Les inégalités et les relations de pouvoir qui en résultent entre certains pays peuvent ainsi avoir des conséquences négatives pour l’autodétermination nationale. Si l’un des arguments pour l’autodétermination est qu’elle permet l’autonomie collective, qu’elle permet à un peuple de se réaliser, alors très certainement, des relations de pouvoir asymétriques entre les peuples affectent leur autonomie collective, tout autant que des relations de pouvoir asymétriques entre les individus affectent la capacité de ceux qui s’en trouvent désavantagés d’exercer pleinement leur autonomie. Ainsi, Beitz remarque que « certaines inégalités doivent être combattues parce qu’elles expriment des relations sociales au sein desquelles les plus avantagés exercent à un degré déraisonnable leur contrôle sur autrui[23]  ». Les inégalités, et non pas simplement le manque absolu, peuvent compromettre l’autodétermination en soumettant certains au contrôle des autres.

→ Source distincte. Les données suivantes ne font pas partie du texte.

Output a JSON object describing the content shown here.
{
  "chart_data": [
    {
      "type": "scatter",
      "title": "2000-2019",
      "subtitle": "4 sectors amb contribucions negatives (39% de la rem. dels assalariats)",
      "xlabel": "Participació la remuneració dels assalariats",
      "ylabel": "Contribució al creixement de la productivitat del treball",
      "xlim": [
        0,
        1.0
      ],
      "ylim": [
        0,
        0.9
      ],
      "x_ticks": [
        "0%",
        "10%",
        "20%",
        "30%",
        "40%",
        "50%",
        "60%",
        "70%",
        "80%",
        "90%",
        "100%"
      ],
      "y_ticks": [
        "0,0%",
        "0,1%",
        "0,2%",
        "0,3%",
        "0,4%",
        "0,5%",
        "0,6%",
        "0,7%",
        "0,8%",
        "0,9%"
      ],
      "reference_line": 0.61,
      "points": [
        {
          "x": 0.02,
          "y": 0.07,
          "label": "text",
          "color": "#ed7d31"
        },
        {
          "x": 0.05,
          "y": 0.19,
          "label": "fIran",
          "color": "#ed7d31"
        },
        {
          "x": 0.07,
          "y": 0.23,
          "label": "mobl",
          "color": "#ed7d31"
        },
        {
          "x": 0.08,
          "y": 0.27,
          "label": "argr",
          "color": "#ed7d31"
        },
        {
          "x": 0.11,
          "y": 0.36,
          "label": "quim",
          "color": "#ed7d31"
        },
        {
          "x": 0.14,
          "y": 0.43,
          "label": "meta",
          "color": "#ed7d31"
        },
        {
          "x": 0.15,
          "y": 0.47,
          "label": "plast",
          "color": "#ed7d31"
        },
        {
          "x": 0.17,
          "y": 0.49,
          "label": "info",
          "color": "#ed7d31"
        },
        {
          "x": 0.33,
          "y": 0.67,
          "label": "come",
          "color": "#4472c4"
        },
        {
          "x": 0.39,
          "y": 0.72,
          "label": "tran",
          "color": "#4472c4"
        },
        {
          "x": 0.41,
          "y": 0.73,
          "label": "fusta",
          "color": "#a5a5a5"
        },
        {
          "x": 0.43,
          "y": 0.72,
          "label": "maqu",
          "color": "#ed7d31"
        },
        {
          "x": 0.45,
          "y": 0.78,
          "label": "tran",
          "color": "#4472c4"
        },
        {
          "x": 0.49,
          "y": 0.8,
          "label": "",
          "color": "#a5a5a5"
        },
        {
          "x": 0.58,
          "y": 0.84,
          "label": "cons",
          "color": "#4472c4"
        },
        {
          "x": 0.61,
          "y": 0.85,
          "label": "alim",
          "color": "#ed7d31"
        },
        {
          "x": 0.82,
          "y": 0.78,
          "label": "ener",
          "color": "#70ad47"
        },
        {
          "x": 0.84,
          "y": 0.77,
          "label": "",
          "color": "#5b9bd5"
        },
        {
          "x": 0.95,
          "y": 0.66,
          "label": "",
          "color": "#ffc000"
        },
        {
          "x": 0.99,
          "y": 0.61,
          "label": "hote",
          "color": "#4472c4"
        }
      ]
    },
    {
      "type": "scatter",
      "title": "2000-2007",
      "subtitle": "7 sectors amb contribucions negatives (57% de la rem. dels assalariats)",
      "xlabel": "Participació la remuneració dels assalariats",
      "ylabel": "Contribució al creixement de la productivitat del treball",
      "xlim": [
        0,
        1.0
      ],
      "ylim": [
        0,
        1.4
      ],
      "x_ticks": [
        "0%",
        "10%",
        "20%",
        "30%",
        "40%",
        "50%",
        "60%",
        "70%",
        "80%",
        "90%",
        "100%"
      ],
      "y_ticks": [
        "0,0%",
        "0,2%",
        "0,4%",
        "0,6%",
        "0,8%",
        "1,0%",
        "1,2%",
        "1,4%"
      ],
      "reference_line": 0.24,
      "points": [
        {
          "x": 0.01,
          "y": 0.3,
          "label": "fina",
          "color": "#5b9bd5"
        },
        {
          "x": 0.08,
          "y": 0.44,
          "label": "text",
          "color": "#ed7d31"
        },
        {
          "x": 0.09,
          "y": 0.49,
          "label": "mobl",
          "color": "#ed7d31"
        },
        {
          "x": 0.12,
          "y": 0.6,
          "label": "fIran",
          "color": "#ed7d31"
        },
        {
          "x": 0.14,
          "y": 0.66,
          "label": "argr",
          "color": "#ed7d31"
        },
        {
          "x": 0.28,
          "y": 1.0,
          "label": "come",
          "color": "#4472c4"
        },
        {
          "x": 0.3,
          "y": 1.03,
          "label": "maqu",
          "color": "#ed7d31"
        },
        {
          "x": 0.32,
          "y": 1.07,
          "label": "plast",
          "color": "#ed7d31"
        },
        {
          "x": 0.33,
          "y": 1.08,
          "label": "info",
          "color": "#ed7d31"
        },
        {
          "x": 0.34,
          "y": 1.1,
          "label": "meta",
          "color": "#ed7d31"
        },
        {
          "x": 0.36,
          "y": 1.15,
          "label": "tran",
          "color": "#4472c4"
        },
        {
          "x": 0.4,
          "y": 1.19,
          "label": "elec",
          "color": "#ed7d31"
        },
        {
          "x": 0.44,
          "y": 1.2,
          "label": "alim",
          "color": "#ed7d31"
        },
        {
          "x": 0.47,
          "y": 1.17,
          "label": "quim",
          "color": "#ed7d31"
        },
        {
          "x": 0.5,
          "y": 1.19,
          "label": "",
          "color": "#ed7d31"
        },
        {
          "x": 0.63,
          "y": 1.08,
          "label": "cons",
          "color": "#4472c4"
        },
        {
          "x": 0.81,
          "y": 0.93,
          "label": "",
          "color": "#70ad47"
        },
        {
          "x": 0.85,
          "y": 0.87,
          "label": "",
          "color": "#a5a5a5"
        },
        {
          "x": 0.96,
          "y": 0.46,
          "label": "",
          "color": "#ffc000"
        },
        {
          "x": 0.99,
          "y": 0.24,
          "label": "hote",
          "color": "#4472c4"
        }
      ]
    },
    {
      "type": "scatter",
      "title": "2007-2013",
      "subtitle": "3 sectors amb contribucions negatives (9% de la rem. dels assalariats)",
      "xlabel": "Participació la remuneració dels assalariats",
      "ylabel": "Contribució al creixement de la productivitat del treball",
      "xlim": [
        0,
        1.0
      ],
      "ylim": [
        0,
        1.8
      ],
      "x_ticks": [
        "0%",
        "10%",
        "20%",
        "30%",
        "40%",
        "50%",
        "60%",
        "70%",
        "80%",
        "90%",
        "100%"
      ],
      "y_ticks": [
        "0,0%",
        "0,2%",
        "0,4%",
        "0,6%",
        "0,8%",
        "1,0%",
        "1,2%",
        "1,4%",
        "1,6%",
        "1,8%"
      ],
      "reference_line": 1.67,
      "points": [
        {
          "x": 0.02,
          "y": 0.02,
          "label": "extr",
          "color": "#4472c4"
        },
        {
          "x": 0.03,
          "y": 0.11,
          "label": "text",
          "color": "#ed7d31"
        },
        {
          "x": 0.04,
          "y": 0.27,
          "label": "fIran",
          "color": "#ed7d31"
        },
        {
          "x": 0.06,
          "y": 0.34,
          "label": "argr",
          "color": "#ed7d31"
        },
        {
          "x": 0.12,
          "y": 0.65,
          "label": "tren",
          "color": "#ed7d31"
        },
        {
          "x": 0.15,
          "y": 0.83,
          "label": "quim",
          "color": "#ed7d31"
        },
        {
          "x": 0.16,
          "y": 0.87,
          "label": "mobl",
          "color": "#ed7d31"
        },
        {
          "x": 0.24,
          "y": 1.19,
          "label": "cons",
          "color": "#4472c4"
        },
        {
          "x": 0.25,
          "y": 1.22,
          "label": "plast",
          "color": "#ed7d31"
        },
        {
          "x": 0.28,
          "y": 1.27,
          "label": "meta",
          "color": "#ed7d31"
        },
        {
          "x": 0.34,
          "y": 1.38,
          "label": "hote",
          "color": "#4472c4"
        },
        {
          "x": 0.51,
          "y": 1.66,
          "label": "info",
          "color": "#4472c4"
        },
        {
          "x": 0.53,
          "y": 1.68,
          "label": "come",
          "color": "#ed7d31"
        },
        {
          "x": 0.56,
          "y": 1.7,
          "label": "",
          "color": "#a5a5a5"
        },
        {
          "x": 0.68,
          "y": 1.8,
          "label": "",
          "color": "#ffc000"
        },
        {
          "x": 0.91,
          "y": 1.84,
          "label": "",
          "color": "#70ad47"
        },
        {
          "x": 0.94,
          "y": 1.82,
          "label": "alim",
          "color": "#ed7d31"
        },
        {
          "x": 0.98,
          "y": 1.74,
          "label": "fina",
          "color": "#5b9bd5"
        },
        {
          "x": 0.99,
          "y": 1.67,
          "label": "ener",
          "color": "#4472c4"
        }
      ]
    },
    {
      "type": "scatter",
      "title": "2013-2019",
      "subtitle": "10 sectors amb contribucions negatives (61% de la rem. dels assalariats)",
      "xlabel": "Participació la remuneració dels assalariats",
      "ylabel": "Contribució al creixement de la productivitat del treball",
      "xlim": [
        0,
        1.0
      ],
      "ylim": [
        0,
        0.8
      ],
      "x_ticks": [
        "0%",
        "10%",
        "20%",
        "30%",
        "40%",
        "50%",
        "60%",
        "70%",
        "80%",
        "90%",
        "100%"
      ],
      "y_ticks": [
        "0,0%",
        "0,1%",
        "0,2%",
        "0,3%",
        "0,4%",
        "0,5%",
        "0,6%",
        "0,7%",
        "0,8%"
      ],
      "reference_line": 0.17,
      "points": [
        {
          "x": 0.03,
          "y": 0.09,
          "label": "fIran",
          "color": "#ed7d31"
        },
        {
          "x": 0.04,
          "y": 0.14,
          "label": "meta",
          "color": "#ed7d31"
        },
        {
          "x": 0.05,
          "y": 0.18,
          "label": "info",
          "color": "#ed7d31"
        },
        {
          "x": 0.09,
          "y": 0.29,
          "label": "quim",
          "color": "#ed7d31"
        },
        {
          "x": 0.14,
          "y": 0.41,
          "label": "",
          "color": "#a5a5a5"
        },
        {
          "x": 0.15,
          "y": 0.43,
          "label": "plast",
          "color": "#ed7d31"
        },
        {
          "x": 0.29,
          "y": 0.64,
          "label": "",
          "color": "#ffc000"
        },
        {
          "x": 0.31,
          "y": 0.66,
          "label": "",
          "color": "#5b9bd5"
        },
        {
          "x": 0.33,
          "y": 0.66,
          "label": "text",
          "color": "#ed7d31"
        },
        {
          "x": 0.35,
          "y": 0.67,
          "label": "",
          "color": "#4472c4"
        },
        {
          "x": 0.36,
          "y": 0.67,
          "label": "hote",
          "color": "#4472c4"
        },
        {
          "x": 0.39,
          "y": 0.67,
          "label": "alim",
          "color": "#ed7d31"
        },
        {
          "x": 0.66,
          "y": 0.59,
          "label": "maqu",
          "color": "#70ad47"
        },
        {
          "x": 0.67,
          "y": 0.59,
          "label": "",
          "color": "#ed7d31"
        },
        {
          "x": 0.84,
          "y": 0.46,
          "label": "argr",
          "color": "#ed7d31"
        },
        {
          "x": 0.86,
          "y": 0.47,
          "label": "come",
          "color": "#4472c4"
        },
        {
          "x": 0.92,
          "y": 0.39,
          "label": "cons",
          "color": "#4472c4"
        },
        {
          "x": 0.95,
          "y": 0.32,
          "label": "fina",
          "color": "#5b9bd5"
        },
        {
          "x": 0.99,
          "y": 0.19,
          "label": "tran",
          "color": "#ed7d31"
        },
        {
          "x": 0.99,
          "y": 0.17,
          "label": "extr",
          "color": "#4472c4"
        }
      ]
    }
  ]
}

David Miller est prêt à défendre de ce qu’il appelle un « cosmopolitisme faible  » qui impose des devoirs humanitaires entre les nations, mais non pas un « cosmopolitisme fort  » qui exigerait une égalité distributive entre elles. Miller voit une distinction cruciale entre la privation des droits de base et l’inégalité matérielle; il prétend que la première impose des obligations univer­selles, mais que le rejet de l’inégalité n’a pas une portée universelle. Toutefois, curieusement, Miller lui-même concède que l’inégalité peut induire des relations d’exploitation et, en conséquence, conduire à la violation de droits fondamentaux[24]. « Serais-je parvenu, par une autre voie, à défendre l’égalité globale?  », se demande-t-il pour la forme[25].

La réponse qu’il donne à sa propre question rhétorique est qu’il n’existe malheureusement aucune théorie satisfaisante de l’égalité globale, et ce, même s’il reconnaît que l’inégalité peut conduire à l’exploitation et mettre ainsi en péril son propre cosmopolitisme faible[26]. Ainsi, il semble finalement que la position de Miller soit dictée non pas tant par la distinction qu’il aperçoit entre la violation des droits fondamentaux et l’inégalité, puisqu’il concède l’exis­tence d’une relation causale forte entre les deux, que par le fait qu’il n’y a pas de base théorique cohérente justifiant l’égalité globale[27]. Mais cela est une question bien différente de celle qui nous occupe maintenant, à savoir que la violation des droits et l’inégalité, bien qu’elles soient conceptuellement différentes, sont assurément interdépendantes.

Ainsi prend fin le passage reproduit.